Beat egg whites (at room temperature), cream of tartar, salt, and almond extract in a large mixing bowl until foamy. Add sugar, 1 tablespoon at a time, beating until stiff peaks form and sugar dissolves. (Do not under beat mixture.) Spoon meringue mixture into a pastry bag fitted with a star tip.
Draw 12 circles (3 inches in diameter) on 2 baking sheets covered with unglazed brown paper. (Do not use recycled paper.) Starting at center of each outlined circle, pipe meringue in a flat spiral fashion, using a circular motion that ends just inside each circle's outline. (This forms base of meringue cup.) Continue to pipe meringue atop outer ring of base, using a circular motion, to form 2 continuously attached and stacked meringue rings. (These form sides of meringue cup.) Repeat procedure with remaining meringue mixture.
Bake at 225° for 45 minutes.

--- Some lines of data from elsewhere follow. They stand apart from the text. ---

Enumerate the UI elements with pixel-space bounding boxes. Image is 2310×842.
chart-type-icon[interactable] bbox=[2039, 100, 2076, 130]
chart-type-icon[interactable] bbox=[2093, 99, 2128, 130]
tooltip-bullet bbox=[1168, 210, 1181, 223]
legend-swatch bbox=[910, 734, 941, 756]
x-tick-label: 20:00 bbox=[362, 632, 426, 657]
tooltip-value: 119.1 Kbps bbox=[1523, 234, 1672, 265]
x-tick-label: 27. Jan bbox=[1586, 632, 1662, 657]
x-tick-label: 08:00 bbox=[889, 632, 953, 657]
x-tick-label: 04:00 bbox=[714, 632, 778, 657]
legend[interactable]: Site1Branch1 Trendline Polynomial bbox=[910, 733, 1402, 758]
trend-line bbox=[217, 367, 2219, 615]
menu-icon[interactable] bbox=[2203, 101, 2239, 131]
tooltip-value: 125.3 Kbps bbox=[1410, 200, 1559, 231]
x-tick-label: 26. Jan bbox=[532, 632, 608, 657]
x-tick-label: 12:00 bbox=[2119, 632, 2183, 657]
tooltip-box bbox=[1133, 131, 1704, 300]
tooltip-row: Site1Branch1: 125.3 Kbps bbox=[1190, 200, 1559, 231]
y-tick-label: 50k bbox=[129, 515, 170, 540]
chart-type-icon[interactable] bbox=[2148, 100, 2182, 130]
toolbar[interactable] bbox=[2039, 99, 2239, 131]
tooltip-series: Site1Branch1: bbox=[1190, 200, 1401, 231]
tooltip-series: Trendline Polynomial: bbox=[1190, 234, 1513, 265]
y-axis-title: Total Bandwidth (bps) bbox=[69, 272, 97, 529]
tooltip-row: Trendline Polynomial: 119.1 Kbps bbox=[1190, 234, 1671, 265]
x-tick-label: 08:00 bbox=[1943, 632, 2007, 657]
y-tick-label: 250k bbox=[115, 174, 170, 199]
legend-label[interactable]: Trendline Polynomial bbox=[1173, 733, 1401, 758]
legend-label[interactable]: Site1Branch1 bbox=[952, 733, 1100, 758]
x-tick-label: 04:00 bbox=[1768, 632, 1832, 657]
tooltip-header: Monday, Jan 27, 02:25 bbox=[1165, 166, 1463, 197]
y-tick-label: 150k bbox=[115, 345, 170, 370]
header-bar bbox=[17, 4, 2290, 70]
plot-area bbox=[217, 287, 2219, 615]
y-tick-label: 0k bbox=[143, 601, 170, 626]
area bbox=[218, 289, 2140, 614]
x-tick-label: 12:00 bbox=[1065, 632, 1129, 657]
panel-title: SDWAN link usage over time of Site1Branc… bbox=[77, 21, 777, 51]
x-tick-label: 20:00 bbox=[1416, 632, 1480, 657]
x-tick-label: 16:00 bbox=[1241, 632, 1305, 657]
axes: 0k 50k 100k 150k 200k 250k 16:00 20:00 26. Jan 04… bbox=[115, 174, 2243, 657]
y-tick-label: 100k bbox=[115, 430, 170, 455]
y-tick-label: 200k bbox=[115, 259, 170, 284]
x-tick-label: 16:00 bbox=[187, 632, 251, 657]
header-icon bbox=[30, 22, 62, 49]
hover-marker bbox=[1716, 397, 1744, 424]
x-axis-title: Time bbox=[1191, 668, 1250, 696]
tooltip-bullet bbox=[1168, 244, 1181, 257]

Turn oven off; cool meringue in oven at least 1 hour. (Do not open oven door. ) Remove baked meringue cups from brown paper. Use immediately or store in airtight containers.
Place 6 baked meringue cups on individual dessert dishes. Spoon 1/4 cup Peach Filling into each cup. Stack remaining baked cups, base side down, on top of filling. Spoon remaining Peach Filling evenly over top, filling cup and allowing excess to drizzle down sides. Top with fresh peach slices, and garnish plates with peach leaves, if desired.